Muhammad Ali The Diplomat: Revered Champion, Mixed Results


As we continue to remember the one year passing of Muhammad Ali, it’s not hard to note the former champion was asked by both the Jimmy Carter and George H.W. Bush administrations, to embark on some very significant diplomatic roles. During the Iranian hostage crisis in 1979, then US President Jimmy Carter actively considered sending Ali to Tehran to negotiate with the new Iranian regime. They reasoned Ali was both a Muslim and had the stature the Iranians would respect.
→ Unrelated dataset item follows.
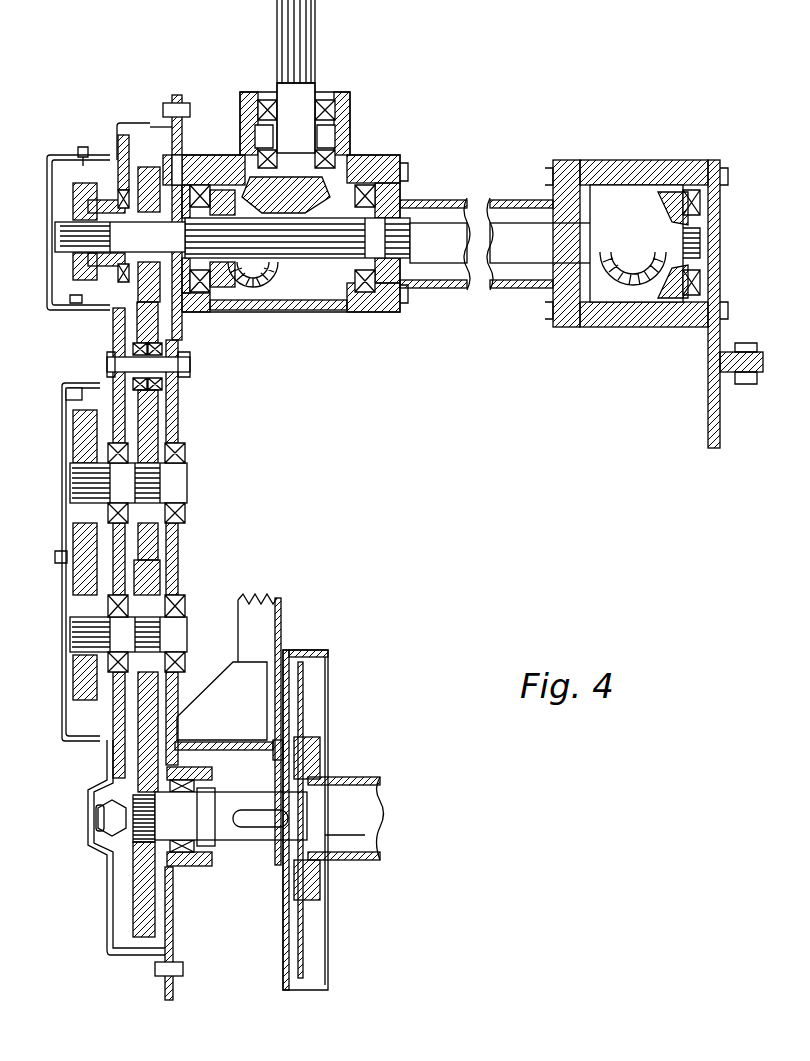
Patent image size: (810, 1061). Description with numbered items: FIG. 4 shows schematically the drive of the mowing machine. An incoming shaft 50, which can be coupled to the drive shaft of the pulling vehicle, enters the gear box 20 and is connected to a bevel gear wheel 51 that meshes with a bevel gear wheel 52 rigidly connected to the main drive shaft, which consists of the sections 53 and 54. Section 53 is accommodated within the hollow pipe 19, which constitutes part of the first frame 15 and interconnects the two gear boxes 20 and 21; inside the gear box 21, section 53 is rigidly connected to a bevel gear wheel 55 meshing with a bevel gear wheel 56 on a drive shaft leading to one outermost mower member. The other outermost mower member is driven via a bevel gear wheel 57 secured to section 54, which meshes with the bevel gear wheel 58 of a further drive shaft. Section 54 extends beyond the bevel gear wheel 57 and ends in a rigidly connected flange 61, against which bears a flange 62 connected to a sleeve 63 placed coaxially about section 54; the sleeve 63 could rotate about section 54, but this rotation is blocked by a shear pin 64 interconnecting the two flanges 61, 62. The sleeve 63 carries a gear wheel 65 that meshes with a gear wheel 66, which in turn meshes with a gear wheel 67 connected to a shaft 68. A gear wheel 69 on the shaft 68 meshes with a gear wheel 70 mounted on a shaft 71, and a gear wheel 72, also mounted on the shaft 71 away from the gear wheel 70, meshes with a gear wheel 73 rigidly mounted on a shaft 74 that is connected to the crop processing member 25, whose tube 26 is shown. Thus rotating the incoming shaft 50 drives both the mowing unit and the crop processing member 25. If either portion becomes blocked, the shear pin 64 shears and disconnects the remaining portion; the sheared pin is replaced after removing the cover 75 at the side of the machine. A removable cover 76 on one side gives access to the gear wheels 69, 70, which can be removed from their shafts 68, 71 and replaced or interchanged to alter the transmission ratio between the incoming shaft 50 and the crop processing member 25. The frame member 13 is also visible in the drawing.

In the end, the administration decided the Iranians didn’t want to negotiate with anyone that was American, and Ali was not sent.

But a few months later, the Carter administration did use Ali for a different kind of diplomatic mission. During the American-led boycott effort of the 1980 Olympic games scheduled for Moscow, in protest of Russia’s 1979 invasion of Afghanistan, Carter tapped Ali to lobby five influential African countries to support the Olympic boycott. The countries Ali were to visit included Kenya, Tanzania, Nigeria, Liberia and Senegal.

The mission turned out to be a complete disaster. A poorly briefed Ali who did not fully understand the rationale behind an Olympic boycott, nor did he understand the Soviets were actively engaged in the liberation struggle of many of the African countries. Ali was no match for the seasoned African diplomats who questioned why they should support a US boycott of the Moscow Olympics, when the United States did not support the African boycott of the Olympic Games four years earlier. The African countries (plus Iraq and Guyana) had boycotted the 1976 Olympics in Montreal to protest the Olympic Movement’s refusal to condemn New Zealand for sending a Rugby Team to tour Apartheid South Africa.

The Tanzanians seemed to be the most confrontational. One government official slipped Ali a note, calling him a “Puppet of the Carter administration," wondering aloud if the Carter administration would have sent tennis player Chris Evert to London to negotiate a sensitive diplomatic issue with the British.

In Nigeria, President Shehu Shagari outright refused to meet with Ali personally, sending a lower level delegation to receive him instead.

By the end of the trip, the African countries had managed to convinced Ali himself that the boycott was a bad idea prompting the Champ to say, “If you can show me something I don’t know, I want to be helped. You all have given me some questions which are good and are making me look at this thing different.” Ali returned to the US to brief President Carter on the obvious: Ali’s mission, had failed.

Ali would have diplomatic success a decade later however. During the first Gulf War in 1991, Ali successfully negotiated with Iraqi leader Saddam Hussein to secure the release of 15 American hostages. Ali’s success surprised most observers and cemented his status as a global ambassador of peace.